The testing process comprises the following steps: two gram-positive bacteria (enterococcus faecalis E.faecium and staphylococcus aureus S.aureus) and two gram-negative bacteria (escherichia coli E.coli and pseudomonas aeruginosa) are respectively selected, and the inhibition effect of the glycolipid derivative on the bacterial growth (24h) is determined by adopting a multiple dilution method. Two commercially available antibiotics vancomycin and gentamicin were used as positive controls. The MIC value was measured by the Constant broth dilution method (Constant broth dilution method) in the following specific procedures: 384. mu.L of 4mg/mL sample solution was added to 1.808mL of medium, after mixing, 1mL was aspirated into tube 2, after mixing, 1mL was aspirated into tube 3, and this was repeated, and 1mL was discarded from the last 10 th tube, tube 11 being a drug-free growth control. The sample concentrations were formulated to 768, 384, 192, 96, 48, 24, 12, 6, 3, 1.5. mu.g/mL. Diluting newly shake strain 0.2mL by 100 times to 20mL, respectively adding 1mL into the above samples to make the concentration of the bacteria liquid about5 x 105 CFU/mL. The final concentration of the sample was 384, 192, 96, 48, 24, 12, 6, 3, 1.5, 0.75. mu.g/mL, and after incubation in an incubator at 37 ℃ for 24h, the solution was visually checked for turbidity and OD₆₀₀The measured value is equivalent to the negative control and is the MIC value, and the final MIC value is determined by repeating the steps for three times.
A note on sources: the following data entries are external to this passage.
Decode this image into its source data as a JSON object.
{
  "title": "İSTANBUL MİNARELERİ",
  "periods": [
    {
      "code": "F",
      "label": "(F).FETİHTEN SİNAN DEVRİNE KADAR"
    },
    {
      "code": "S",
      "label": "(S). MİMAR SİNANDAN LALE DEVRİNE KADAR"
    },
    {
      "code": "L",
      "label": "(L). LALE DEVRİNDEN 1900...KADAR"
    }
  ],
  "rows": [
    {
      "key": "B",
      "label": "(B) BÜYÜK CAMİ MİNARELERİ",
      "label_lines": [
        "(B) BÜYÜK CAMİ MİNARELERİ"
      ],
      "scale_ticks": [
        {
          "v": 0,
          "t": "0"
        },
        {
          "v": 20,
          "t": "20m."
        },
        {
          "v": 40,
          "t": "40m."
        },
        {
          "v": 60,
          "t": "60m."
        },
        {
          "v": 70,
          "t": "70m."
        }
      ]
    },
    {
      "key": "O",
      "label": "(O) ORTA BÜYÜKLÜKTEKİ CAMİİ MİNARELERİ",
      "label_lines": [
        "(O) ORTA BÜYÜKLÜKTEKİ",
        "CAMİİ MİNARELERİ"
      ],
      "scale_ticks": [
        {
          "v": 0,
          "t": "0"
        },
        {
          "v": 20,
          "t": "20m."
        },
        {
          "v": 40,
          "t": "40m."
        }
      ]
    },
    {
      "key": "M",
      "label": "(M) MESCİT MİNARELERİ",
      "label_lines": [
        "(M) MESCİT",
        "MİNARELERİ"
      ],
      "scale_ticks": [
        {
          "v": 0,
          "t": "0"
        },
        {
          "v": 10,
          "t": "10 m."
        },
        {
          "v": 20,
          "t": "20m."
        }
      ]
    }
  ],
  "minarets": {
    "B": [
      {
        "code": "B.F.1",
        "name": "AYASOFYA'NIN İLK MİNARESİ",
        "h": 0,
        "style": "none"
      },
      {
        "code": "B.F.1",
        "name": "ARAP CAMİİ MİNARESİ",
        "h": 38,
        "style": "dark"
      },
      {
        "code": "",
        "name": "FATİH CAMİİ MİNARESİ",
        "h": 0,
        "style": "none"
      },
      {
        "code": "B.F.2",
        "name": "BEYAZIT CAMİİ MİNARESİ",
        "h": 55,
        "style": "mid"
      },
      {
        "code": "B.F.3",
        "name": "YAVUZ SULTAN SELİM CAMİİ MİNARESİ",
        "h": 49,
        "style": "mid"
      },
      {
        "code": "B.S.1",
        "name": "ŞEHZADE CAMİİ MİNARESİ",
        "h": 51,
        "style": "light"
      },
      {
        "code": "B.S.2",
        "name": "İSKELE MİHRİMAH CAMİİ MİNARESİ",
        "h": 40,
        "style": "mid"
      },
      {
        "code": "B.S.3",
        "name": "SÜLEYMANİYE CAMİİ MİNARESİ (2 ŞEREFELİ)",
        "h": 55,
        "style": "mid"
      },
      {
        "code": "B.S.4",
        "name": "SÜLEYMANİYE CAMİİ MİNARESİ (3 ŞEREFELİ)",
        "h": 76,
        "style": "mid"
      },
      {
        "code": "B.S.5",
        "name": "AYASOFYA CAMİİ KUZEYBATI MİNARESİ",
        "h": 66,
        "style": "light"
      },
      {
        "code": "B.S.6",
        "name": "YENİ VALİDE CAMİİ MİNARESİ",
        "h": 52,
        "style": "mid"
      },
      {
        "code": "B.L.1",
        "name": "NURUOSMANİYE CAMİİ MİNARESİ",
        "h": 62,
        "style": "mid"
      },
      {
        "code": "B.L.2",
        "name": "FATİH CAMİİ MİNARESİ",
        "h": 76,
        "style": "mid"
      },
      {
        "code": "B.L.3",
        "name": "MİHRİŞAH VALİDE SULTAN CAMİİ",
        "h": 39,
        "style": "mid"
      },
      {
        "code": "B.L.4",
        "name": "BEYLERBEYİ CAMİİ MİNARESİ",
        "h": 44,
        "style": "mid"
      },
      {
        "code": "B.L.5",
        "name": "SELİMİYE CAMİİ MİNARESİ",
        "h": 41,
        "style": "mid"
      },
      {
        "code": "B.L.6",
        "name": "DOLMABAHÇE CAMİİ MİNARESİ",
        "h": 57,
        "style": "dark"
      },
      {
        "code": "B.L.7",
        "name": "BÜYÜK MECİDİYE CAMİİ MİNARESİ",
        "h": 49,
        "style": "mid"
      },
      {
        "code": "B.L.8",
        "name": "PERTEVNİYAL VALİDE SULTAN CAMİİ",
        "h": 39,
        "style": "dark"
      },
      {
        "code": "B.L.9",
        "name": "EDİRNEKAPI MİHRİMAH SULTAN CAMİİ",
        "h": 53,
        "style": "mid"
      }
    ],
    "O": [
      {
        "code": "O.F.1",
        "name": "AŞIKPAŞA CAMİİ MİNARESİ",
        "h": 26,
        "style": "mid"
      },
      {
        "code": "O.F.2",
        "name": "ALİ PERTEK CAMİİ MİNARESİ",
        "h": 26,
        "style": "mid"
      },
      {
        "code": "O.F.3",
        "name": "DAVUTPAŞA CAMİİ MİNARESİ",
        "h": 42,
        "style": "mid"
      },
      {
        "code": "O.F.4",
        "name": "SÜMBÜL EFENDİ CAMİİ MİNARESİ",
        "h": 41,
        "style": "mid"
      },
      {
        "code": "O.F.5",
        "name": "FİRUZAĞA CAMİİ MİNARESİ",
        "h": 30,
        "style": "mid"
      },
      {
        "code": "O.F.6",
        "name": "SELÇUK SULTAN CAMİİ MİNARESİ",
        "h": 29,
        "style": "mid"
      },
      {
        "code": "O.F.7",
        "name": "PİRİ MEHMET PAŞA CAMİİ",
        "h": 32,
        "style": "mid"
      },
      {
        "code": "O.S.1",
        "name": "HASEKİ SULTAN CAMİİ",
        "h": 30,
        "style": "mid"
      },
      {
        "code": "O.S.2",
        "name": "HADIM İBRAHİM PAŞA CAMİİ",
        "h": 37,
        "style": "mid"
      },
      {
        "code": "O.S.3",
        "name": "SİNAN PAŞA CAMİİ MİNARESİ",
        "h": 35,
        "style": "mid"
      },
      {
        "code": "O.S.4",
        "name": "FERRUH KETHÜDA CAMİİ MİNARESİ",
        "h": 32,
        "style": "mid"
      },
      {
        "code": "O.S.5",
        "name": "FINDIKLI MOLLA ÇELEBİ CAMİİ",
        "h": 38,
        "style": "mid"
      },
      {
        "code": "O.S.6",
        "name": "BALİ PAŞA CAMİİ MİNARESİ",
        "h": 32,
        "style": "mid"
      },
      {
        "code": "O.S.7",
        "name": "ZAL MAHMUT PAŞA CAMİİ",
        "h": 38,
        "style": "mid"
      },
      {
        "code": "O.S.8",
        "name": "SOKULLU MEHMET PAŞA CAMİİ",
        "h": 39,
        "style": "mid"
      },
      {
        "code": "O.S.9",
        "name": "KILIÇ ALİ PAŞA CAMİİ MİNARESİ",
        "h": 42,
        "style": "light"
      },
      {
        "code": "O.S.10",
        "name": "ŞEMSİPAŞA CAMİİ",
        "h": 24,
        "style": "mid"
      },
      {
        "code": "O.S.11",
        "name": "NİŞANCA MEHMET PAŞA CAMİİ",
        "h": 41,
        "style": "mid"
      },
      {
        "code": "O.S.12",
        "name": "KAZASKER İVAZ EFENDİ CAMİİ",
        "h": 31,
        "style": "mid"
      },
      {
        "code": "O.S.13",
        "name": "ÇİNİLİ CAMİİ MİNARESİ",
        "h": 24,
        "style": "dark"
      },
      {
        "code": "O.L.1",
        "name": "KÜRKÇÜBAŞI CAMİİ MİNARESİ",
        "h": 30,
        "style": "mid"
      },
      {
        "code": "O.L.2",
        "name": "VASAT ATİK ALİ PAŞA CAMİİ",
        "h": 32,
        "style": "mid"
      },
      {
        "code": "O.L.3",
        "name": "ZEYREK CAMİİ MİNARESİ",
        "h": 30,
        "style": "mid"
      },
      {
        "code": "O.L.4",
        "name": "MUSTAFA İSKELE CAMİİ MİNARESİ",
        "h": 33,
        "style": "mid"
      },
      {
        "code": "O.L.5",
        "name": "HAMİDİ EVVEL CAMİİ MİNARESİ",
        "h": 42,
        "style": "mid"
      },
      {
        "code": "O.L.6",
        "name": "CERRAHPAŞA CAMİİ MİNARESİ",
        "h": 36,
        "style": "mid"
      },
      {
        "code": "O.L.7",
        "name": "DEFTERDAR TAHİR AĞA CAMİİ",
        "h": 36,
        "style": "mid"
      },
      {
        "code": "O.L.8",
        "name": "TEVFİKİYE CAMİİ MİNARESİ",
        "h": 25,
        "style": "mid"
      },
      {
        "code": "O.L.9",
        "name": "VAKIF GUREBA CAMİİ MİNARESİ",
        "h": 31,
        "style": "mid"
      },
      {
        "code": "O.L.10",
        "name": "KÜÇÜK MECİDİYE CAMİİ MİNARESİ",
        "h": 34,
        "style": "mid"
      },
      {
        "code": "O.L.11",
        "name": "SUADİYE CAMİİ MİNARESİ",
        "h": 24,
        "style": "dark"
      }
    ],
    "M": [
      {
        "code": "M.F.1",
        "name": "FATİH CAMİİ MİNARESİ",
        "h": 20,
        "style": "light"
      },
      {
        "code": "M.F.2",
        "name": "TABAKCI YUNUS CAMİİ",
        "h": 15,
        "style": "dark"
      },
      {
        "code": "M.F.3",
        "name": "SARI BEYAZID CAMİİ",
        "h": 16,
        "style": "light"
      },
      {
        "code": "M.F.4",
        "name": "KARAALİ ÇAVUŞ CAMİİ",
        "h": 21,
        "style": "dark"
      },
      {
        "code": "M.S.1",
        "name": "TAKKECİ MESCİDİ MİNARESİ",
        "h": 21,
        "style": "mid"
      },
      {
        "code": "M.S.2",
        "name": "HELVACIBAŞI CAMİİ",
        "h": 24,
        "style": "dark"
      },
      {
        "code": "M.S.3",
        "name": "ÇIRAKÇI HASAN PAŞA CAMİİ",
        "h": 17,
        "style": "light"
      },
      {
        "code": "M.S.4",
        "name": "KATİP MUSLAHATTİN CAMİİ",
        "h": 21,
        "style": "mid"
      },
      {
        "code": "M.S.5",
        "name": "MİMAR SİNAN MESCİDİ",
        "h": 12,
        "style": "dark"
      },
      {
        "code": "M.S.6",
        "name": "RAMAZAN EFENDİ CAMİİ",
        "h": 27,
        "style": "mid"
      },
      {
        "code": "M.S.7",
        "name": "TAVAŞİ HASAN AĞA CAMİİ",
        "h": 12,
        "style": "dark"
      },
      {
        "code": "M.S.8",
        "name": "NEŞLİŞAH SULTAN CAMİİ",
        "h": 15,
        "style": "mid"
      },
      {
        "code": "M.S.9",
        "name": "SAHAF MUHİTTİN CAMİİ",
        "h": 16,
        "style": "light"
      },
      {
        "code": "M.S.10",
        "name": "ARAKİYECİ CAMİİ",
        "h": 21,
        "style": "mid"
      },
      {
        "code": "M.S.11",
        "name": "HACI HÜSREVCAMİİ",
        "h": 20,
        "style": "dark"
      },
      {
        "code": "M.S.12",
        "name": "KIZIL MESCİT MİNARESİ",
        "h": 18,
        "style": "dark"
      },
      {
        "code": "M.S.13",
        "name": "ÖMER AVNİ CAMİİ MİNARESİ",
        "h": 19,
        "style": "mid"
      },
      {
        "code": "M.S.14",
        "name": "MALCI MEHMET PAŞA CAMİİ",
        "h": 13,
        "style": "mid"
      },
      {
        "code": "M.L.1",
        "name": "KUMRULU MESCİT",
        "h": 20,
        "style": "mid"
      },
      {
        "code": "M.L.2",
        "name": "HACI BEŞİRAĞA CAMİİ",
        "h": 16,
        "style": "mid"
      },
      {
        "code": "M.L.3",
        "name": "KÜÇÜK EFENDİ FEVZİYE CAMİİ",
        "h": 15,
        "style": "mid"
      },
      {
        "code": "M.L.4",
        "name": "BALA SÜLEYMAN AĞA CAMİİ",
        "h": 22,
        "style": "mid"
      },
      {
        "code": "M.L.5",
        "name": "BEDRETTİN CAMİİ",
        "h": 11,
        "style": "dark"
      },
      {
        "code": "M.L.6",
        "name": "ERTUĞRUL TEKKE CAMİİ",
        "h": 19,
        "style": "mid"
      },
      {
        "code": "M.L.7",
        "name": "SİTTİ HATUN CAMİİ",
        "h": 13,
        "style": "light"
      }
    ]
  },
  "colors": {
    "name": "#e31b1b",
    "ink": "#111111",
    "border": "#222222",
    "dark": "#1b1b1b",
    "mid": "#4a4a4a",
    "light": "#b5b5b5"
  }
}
And (3) testing results: experimental results show that the compound I-1 has good inhibition effect on gram-positive bacteria, and the inhibition concentrations of the compound I-1 on staphylococcus aureus and enterococcus faecalis are 12 mu g/mL and 6 mu g/mL respectively. And example 3 contains C₁₄The alkyl chain compound I-2 shows good inhibitory activity to gram-positive bacteria and gram-negative bacteria, and the inhibitory concentrations to escherichia coli, pseudomonas aeruginosa, staphylococcus aureus and enterococcus faecalis are as follows in sequence: 24. 24, 24 and 12. mu.g/mL. The transmission electron microscope can observe that after the bacteria and the glycolipid I-2 are incubated for 24h, the membrane structure of the bacteria is destroyed, so that the bacteria die, and the bacterial state before and after partial antibiosis is shown in figure 6.